Anne Frank wrote in her diary: “Nearly every morning I go to the attic to blow the stuffy air out of my lungs, from my favorite spot on the floor I look up at the blue sky and the bare chestnut tree, on whose branches little raindrops shine, appearing like silver, and at the seagulls and other birds as they glide on the wind. As long as this exists, I thought, and I may live to see it, this sunshine, the cloudless skies, while this lasts I cannot be unhappy.”
August 23 this year, the tree, some 150 years old, was blown down by a storm.
This little garden, Jardin Anne-Frank, was opened in 2007 and a graft from the Amsterdam tree was planted. It’s still very modest in size, but the buds indicate that it will be in bloom the coming spring.
To find this well hidden garden, you must be lucky, know about it or possibly be bringing your kids or grandkids to a doll museum, which is immediate neighbour to the park.
Of course November is not the moment to show the garden in its best shape. Sorry.
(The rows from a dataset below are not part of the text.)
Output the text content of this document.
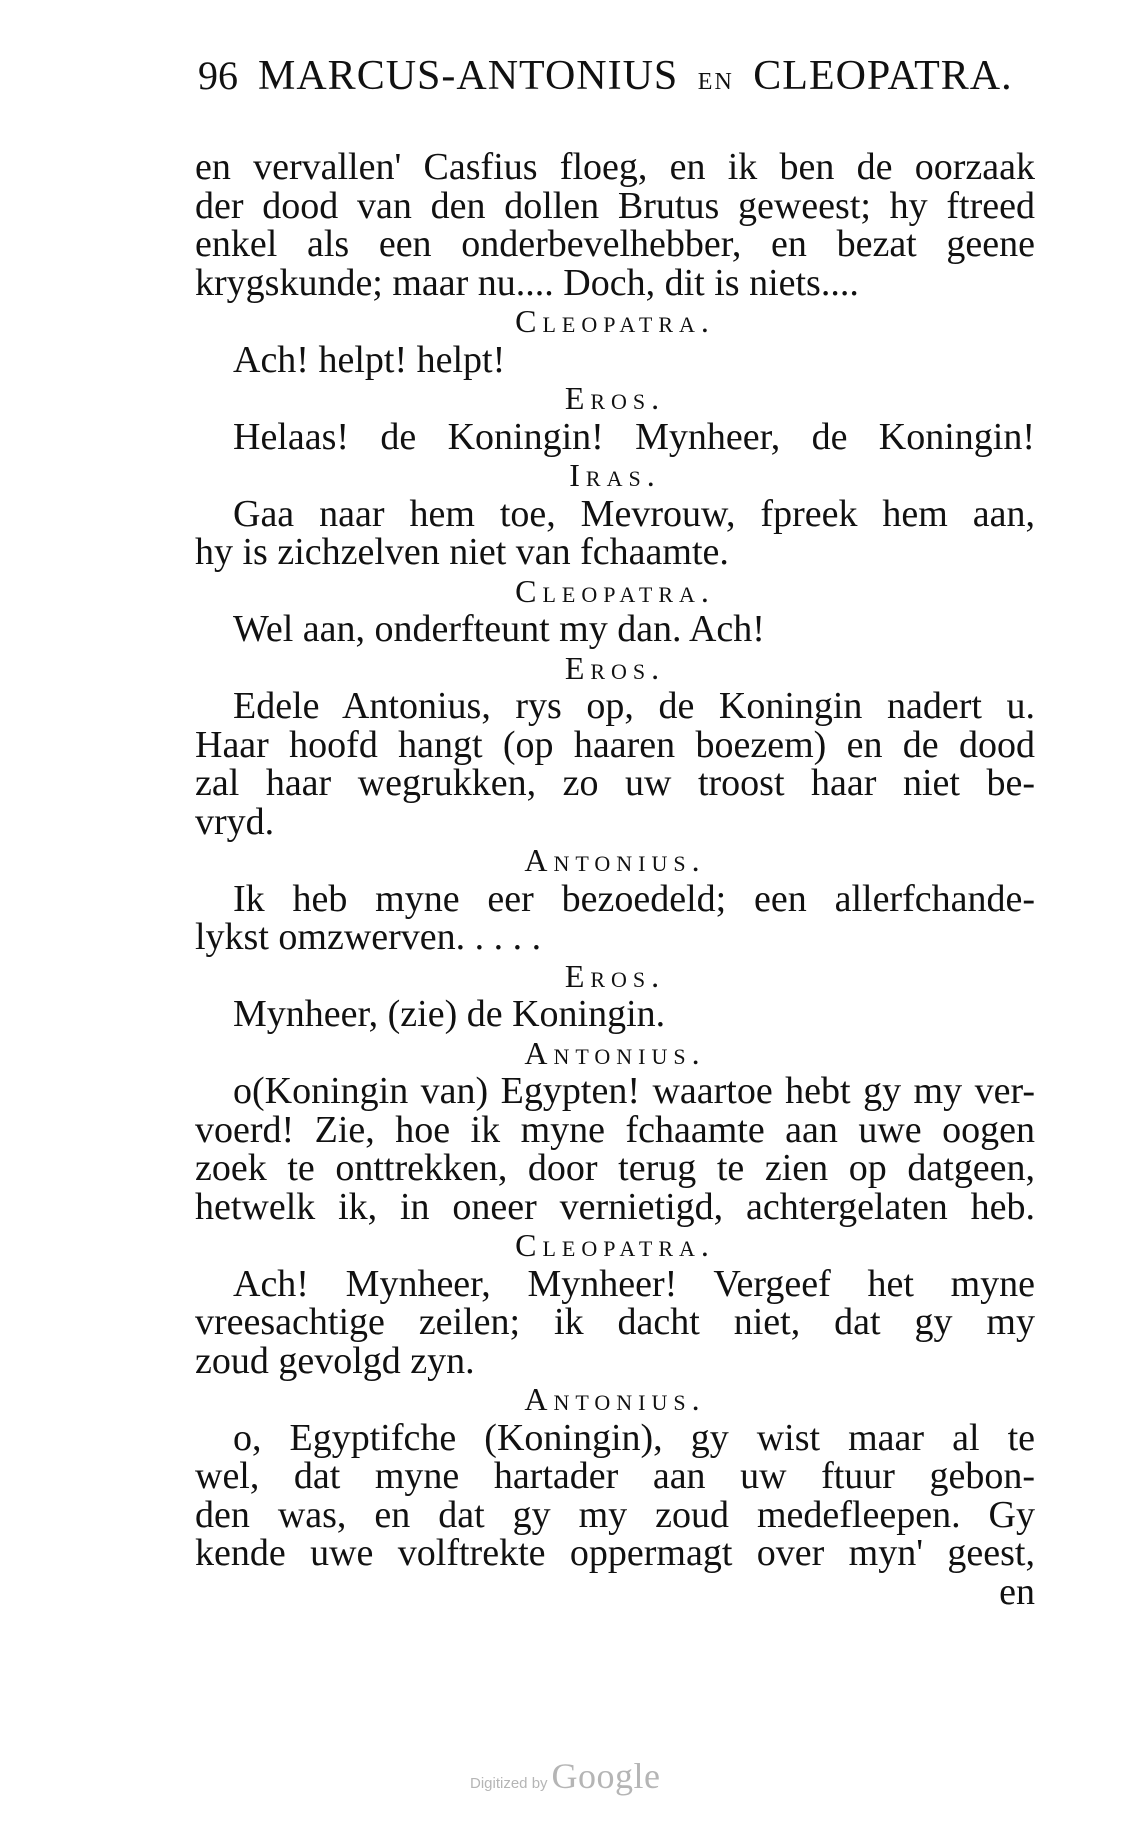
96 MARCUS-ANTONIUS EN CLEOPATRA.
en vervallen' Casfius floeg, en ik ben de oorzaak
der dood van den dollen Brutus geweest; hy ftreed
enkel als een onderbevelhebber, en bezat geene
krygskunde; maar nu.... Doch, dit is niets....
Cleopatra.
Ach! helpt! helpt!
Eros.
Helaas! de Koningin! Mynheer, de Koningin!
Iras.
Gaa naar hem toe, Mevrouw, fpreek hem aan,
hy is zichzelven niet van fchaamte.
Cleopatra.
Wel aan, onderfteunt my dan. Ach!
Eros.
Edele Antonius, rys op, de Koningin nadert u.
Haar hoofd hangt (op haaren boezem) en de dood
zal haar wegrukken, zo uw troost haar niet be-
vryd.
Antonius.
Ik heb myne eer bezoedeld; een allerfchande-
lykst omzwerven. . . . .
Eros.
Mynheer, (zie) de Koningin.
Antonius.
o(Koningin van) Egypten! waartoe hebt gy my ver-
voerd! Zie, hoe ik myne fchaamte aan uwe oogen
zoek te onttrekken, door terug te zien op datgeen,
hetwelk ik, in oneer vernietigd, achtergelaten heb.
Cleopatra.
Ach! Mynheer, Mynheer! Vergeef het myne
vreesachtige zeilen; ik dacht niet, dat gy my
zoud gevolgd zyn.
Antonius.
o, Egyptifche (Koningin), gy wist maar al te
wel, dat myne hartader aan uw ftuur gebon-
den was, en dat gy my zoud medefleepen. Gy
kende uwe volftrekte oppermagt over myn' geest,
en
Digitized by Google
Part of the present garden used to be the gardens of a big 17th century mansion, Hôtel de Saint-Agnan, still there and which now is a museum of Judaism history and another 17th century mansion, Hôtel de Montmor, where Descartes (Cartesius), Molière and others were guests.
Once again, looking for some details, I found these roses (and – you have to look closely - even a bee which had not yet given up).